Quasi-Bouillabaisse with King Salmon and Pacific Cod

adapted (with apologies) from Alton Brown 

  • 1 32-oz box seafood stock (or make your own following AB’s instructions at the link)
  • 1/2 cup olive oil, divided
  • 6 ounces onion, coarsely chopped
  • 6 ounces fennel bulb, coarsely chopped (don’t fear the fennel!)
  • Sea salt
  • 1/2 cup dry white vermouth
  • 1 (14 1/2-ounce) can diced tomatoes with their juice
  • 1/4 cup fresh flat-leaf parsley, chopped (we used basil because I mistakenly thought we had parsley)
  • 1 (3-inch) piece orange peel
  • 1/16 teaspoon saffron (we used a pinch of our safflower stamens)
  • 8 oz king salmon
  • 8 oz cod (preferably Pacific)
  • 2 cloves garlic, crushed
  • 1/4 teaspoon cayenne pepper
  • 6-8 littleneck clams
  • 1 large raw lobster tail, shell removed and meat cut into 1-inch pieces, at room temperature
Place half of the olive oil into a large pot (we used our Dutch oven), bring to medium heat, and when oil shimmers add the onion and fennel season with salt and saute for 10 minutes or so. Deglaze the pot with the wine or vermouth, then add the stock, basil, tomatoes, saffron, and orange peel, cover the pot, increase the heat to high so it will come to a boil, and then reduce to simmer for 15 minutes. Then you’ll add the fish (NOT the shellfish), the remaining olive oil, cayenne pepper, the garlic, and some more sea salt and boil rapidly for five to seven minutes. Carefully remove the pot from the heat, add the lobster and clams, and cover and let steam for about 4-5 minutes (if your clams are really fresh, put them in a few minutes before you put in the lobster so they have time to open and the lobster doesn’t get over cooked). Place in warm serving bowls and serve with Rouille over broiled baguette slices.

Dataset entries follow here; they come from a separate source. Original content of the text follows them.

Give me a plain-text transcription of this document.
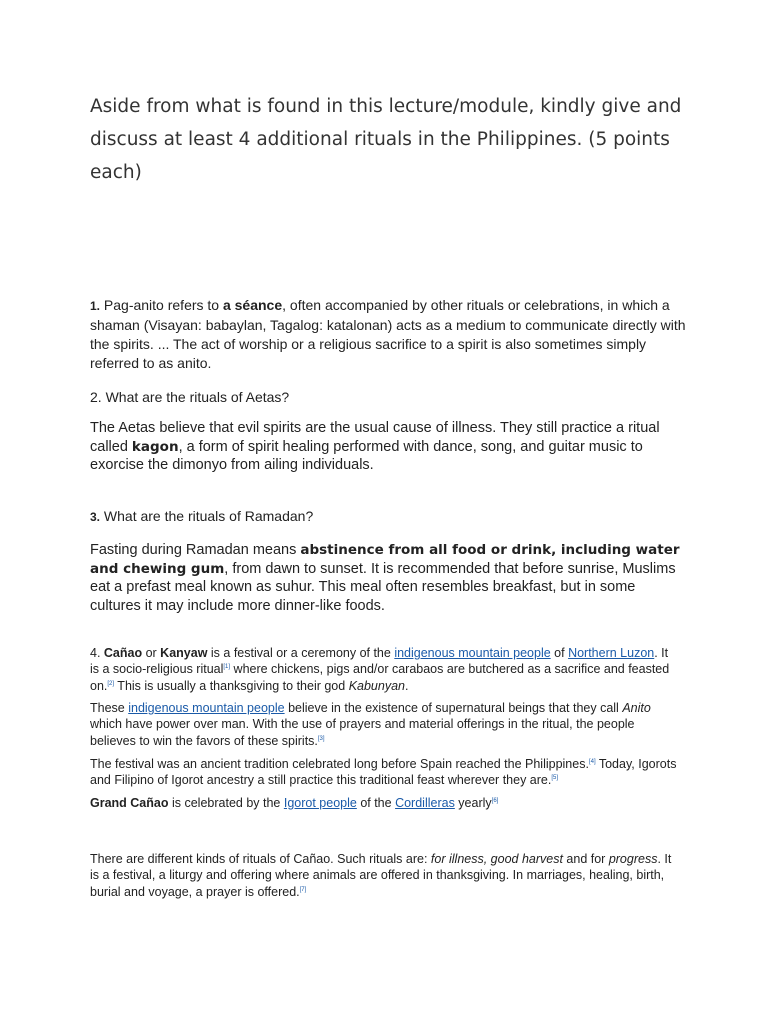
Aside from what is found in this lecture/module, kindly give and discuss at least 4 additional rituals in the Philippines. (5 points each)

1. Pag-anito refers to a séance, often accompanied by other rituals or celebrations, in which a shaman (Visayan: babaylan, Tagalog: katalonan) acts as a medium to communicate directly with the spirits. ... The act of worship or a religious sacrifice to a spirit is also sometimes simply referred to as anito.

2. What are the rituals of Aetas?

The Aetas believe that evil spirits are the usual cause of illness. They still practice a ritual called kagon, a form of spirit healing performed with dance, song, and guitar music to exorcise the dimonyo from ailing individuals.

3. What are the rituals of Ramadan?

Fasting during Ramadan means abstinence from all food or drink, including water and chewing gum, from dawn to sunset. It is recommended that before sunrise, Muslims eat a prefast meal known as suhur. This meal often resembles breakfast, but in some cultures it may include more dinner-like foods.

4. Cañao or Kanyaw is a festival or a ceremony of the indigenous mountain people of Northern Luzon. It is a socio-religious ritual[1] where chickens, pigs and/or carabaos are butchered as a sacrifice and feasted on.[2] This is usually a thanksgiving to their god Kabunyan.

These indigenous mountain people believe in the existence of supernatural beings that they call Anito which have power over man. With the use of prayers and material offerings in the ritual, the people believes to win the favors of these spirits.[3]

The festival was an ancient tradition celebrated long before Spain reached the Philippines.[4] Today, Igorots and Filipino of Igorot ancestry a still practice this traditional feast wherever they are.[5]

Grand Cañao is celebrated by the Igorot people of the Cordilleras yearly[6]

There are different kinds of rituals of Cañao. Such rituals are: for illness, good harvest and for progress. It is a festival, a liturgy and offering where animals are offered in thanksgiving. In marriages, healing, birth, burial and voyage, a prayer is offered.[7]
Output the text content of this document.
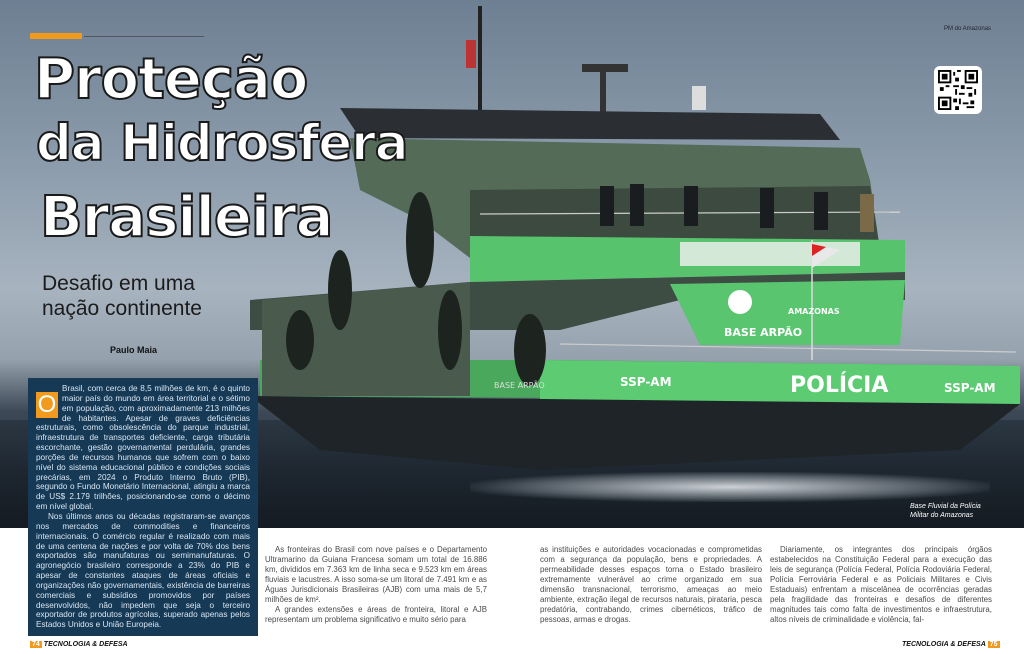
POLÍCIA
SSP-AM	SSP-AM
BASE ARPÃO
AMAZONAS
BASE ARPÃO
PM do Amazonas
Proteção
da Hidrosfera
Brasileira
Desafio em uma
nação continente
Paulo Maia
Base Fluvial da Polícia Militar do Amazonas

O
Brasil, com cerca de 8,5 milhões de km, é o quinto maior país do mundo em área territorial e o sétimo em população, com aproximadamente 213 milhões de habitantes. Apesar de graves deficiências estruturais, como obsolescência do parque industrial, infraestrutura de transportes deficiente, carga tributária escorchante, gestão governamental perdulária, grandes porções de recursos humanos que sofrem com o baixo nível do sistema educacional público e condições sociais precárias, em 2024 o Produto Interno Bruto (PIB), segundo o Fundo Monetário Internacional, atingiu a marca de US$ 2.179 trilhões, posicionando-se como o décimo em nível global.

Nos últimos anos ou décadas registraram-se avanços nos mercados de commodities e financeiros internacionais. O comércio regular é realizado com mais de uma centena de nações e por volta de 70% dos bens exportados são manufaturas ou semimanufaturas. O agronegócio brasileiro corresponde a 23% do PIB e apesar de constantes ataques de áreas oficiais e organizações não governamentais, existência de barreiras comerciais e subsídios promovidos por países desenvolvidos, não impedem que seja o terceiro exportador de produtos agrícolas, superado apenas pelos Estados Unidos e União Europeia.

As fronteiras do Brasil com nove países e o Departamento Ultramarino da Guiana Francesa somam um total de 16.886 km, divididos em 7.363 km de linha seca e 9.523 km em áreas fluviais e lacustres. A isso soma-se um litoral de 7.491 km e as Águas Jurisdicionais Brasileiras (AJB) com uma mais de 5,7 milhões de km².

A grandes extensões e áreas de fronteira, litoral e AJB representam um problema significativo e muito sério para

as instituições e autoridades vocacionadas e comprometidas com a segurança da população, bens e propriedades. A permeabilidade desses espaços torna o Estado brasileiro extremamente vulnerável ao crime organizado em sua dimensão transnacional, terrorismo, ameaças ao meio ambiente, extração ilegal de recursos naturais, pirataria, pesca predatória, contrabando, crimes cibernéticos, tráfico de pessoas, armas e drogas.

Diariamente, os integrantes dos principais órgãos estabelecidos na Constituição Federal para a execução das leis de segurança (Polícia Federal, Polícia Rodoviária Federal, Polícia Ferroviária Federal e as Policiais Militares e Civis Estaduais) enfrentam a miscelânea de ocorrências geradas pela fragilidade das fronteiras e desafios de diferentes magnitudes tais como falta de investimentos e infraestrutura, altos níveis de criminalidade e violência, fal-

74 TECNOLOGIA & DEFESA	TECNOLOGIA & DEFESA 75
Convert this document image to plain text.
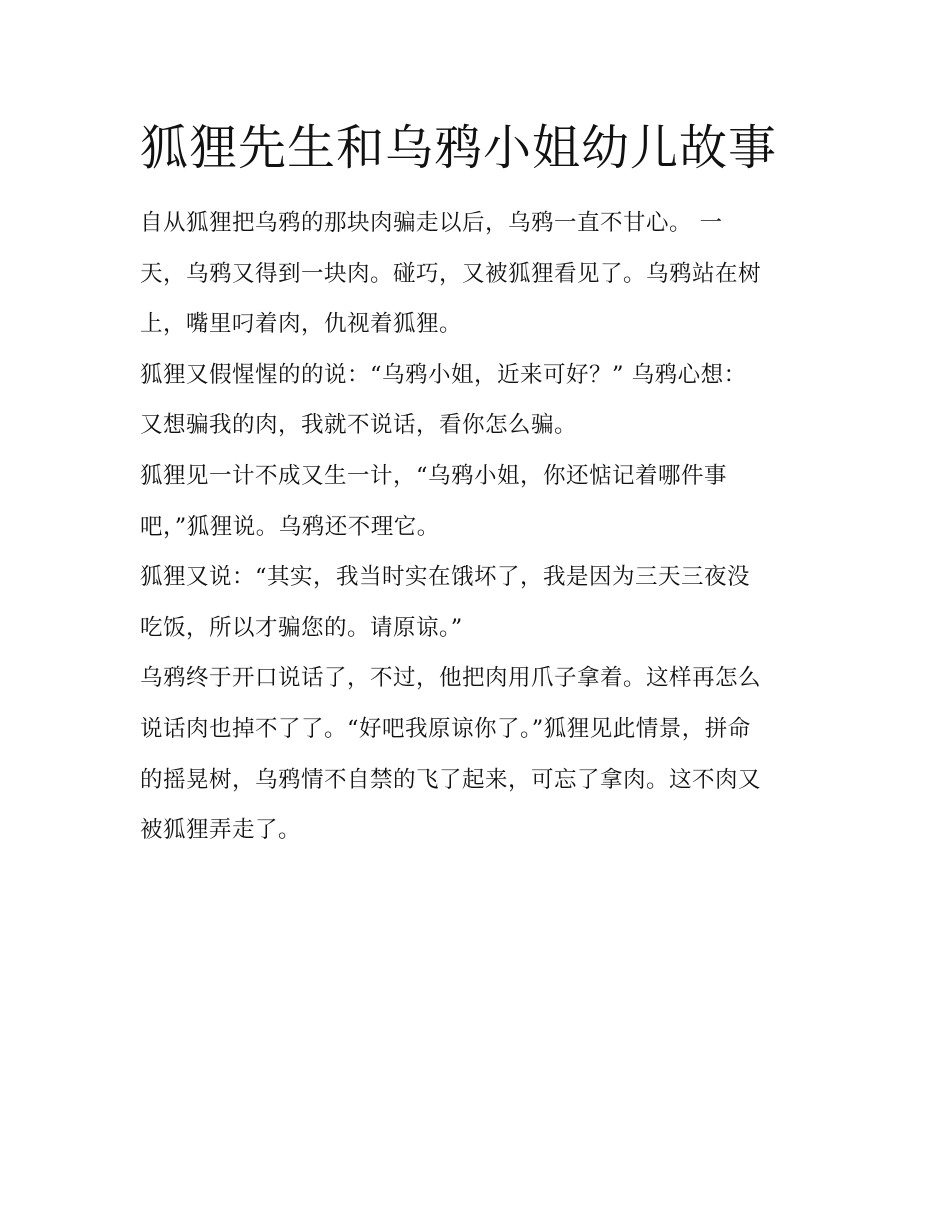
狐狸先生和乌鸦小姐幼儿故事
自从狐狸把乌鸦的那块肉骗走以后，乌鸦一直不甘心。 一
天，乌鸦又得到一块肉。碰巧，又被狐狸看见了。乌鸦站在树
上，嘴里叼着肉，仇视着狐狸。
狐狸又假惺惺的的说：“乌鸦小姐，近来可好？” 乌鸦心想：
又想骗我的肉，我就不说话，看你怎么骗。
狐狸见一计不成又生一计，“乌鸦小姐，你还惦记着哪件事
吧，”狐狸说。乌鸦还不理它。
狐狸又说：“其实，我当时实在饿坏了，我是因为三天三夜没
吃饭，所以才骗您的。请原谅。”
乌鸦终于开口说话了，不过，他把肉用爪子拿着。这样再怎么
说话肉也掉不了了。“好吧我原谅你了。”狐狸见此情景，拼命
的摇晃树，乌鸦情不自禁的飞了起来，可忘了拿肉。这不肉又
被狐狸弄走了。
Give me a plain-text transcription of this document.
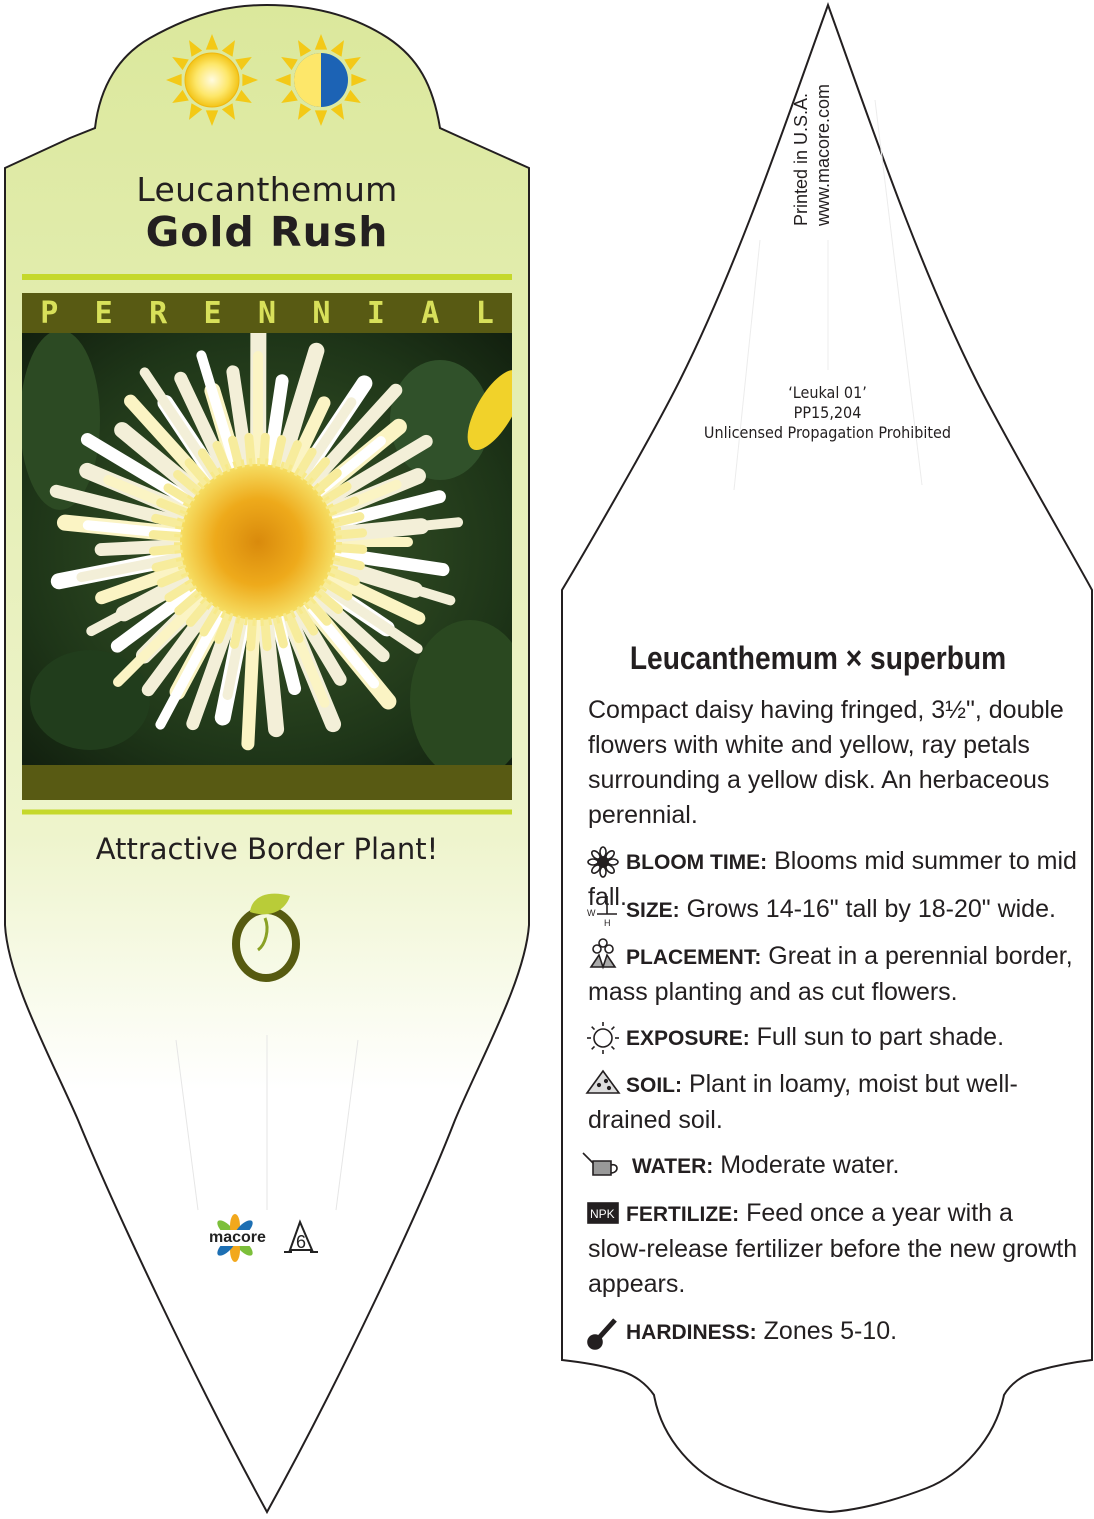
W
H
NPK
Leucanthemum
Gold Rush
P E R E N N I A L
Attractive Border Plant!
macore 6
Printed in U.S.A. www.macore.com
‘Leukal 01’
PP15,204
Unlicensed Propagation Prohibited
Leucanthemum × superbum
Compact daisy having fringed, 3½", double flowers with white and yellow, ray petals surrounding a yellow disk. An herbaceous perennial.
BLOOM TIME: Blooms mid summer to mid fall. SIZE: Grows 14-16" tall by 18-20" wide.
PLACEMENT: Great in a perennial border, mass planting and as cut flowers.
EXPOSURE: Full sun to part shade.
SOIL: Plant in loamy, moist but well-drained soil.
WATER: Moderate water.
FERTILIZE: Feed once a year with a slow-release fertilizer before the new growth appears.
HARDINESS: Zones 5-10.
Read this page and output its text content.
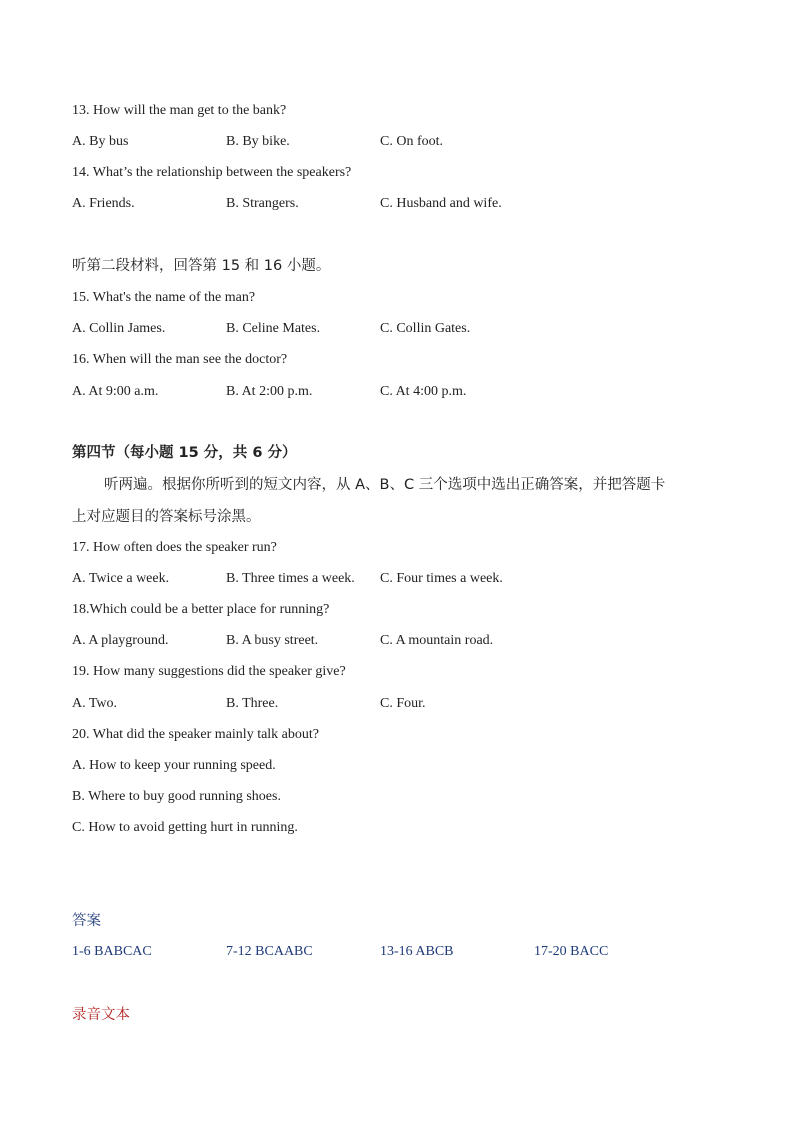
13. How will the man get to the bank?
A. By bus	B. By bike.	C. On foot.
14. What’s the relationship between the speakers?
A. Friends.	B. Strangers.	C. Husband and wife.
听第二段材料，回答第 15 和 16 小题。
15. What's the name of the man?
A. Collin James.	B. Celine Mates.	C. Collin Gates.
16. When will the man see the doctor?
A. At 9:00 a.m.	B. At 2:00 p.m.	C. At 4:00 p.m.
第四节（每小题 15 分，共 6 分）
听两遍。根据你所听到的短文内容，从 A、B、C 三个选项中选出正确答案，并把答题卡
上对应题目的答案标号涂黑。
17. How often does the speaker run?
A. Twice a week.	B. Three times a week. C. Four times a week.
18.Which could be a better place for running?
A. A playground.	B. A busy street.	C. A mountain road.
19. How many suggestions did the speaker give?
A. Two.	B. Three.	C. Four.
20. What did the speaker mainly talk about?
A. How to keep your running speed.
B. Where to buy good running shoes.
C. How to avoid getting hurt in running.
答案
1-6 BABCAC	7-12 BCAABC	13-16 ABCB	17-20 BACC
录音文本
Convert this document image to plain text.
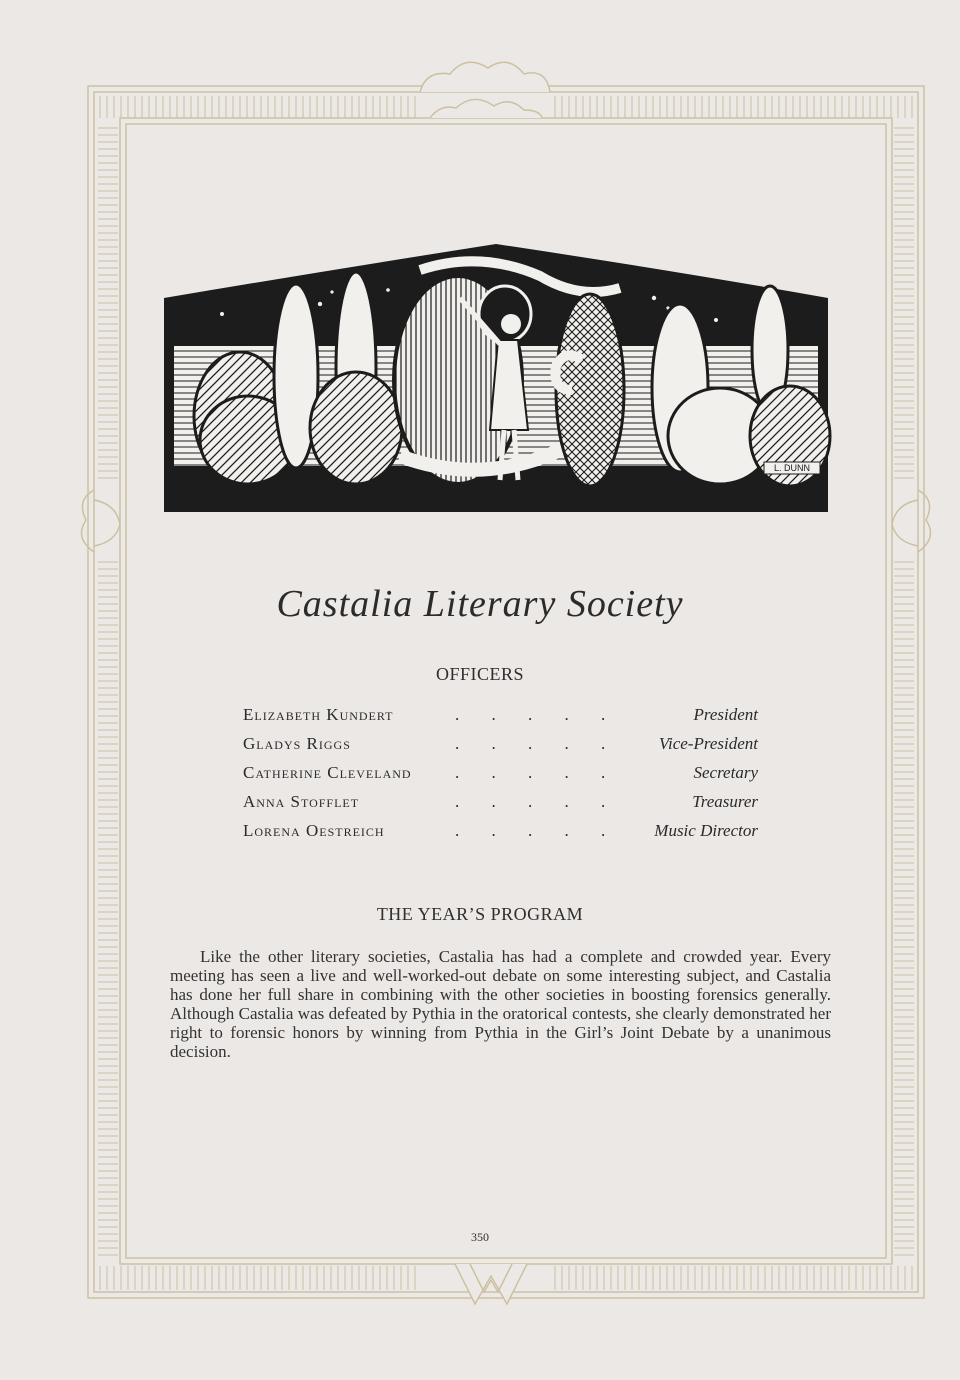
L. DUNN
Castalia Literary Society
OFFICERS
Elizabeth Kundert	. . . . .	President
Gladys Riggs	. . . . .	Vice-President
Catherine Cleveland	. . . . .	Secretary
Anna Stofflet	. . . . .	Treasurer
Lorena Oestreich	. . . . .	Music Director
THE YEAR’S PROGRAM

Like the other literary societies, Castalia has had a complete and crowded year. Every meeting has seen a live and well-worked-out debate on some interesting subject, and Castalia has done her full share in combining with the other societies in boosting forensics generally. Although Castalia was defeated by Pythia in the oratorical contests, she clearly demonstrated her right to forensic honors by winning from Pythia in the Girl’s Joint Debate by a unanimous decision.

350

For the Rouille: roast one red pepper in the broiler or on an open flame until the skin is blackened and then cover in a bowl to let the steam ease the skin off. Stem and seed. Place that into a food processor or the bowl of an immersion blender along with three cloves of garlic, a stemmed and seeded fresh red chile (I was daring and used a habanero–use at your own risk) and a teaspoon of lemon juice and blend until smooth. Add a little salt and then drizzle olive oil into the bowl to thicken the pepper mixture until it is a smooth sauce.
(Once again, the salmon was sent to us by the great folks at Copper River–thanks again!)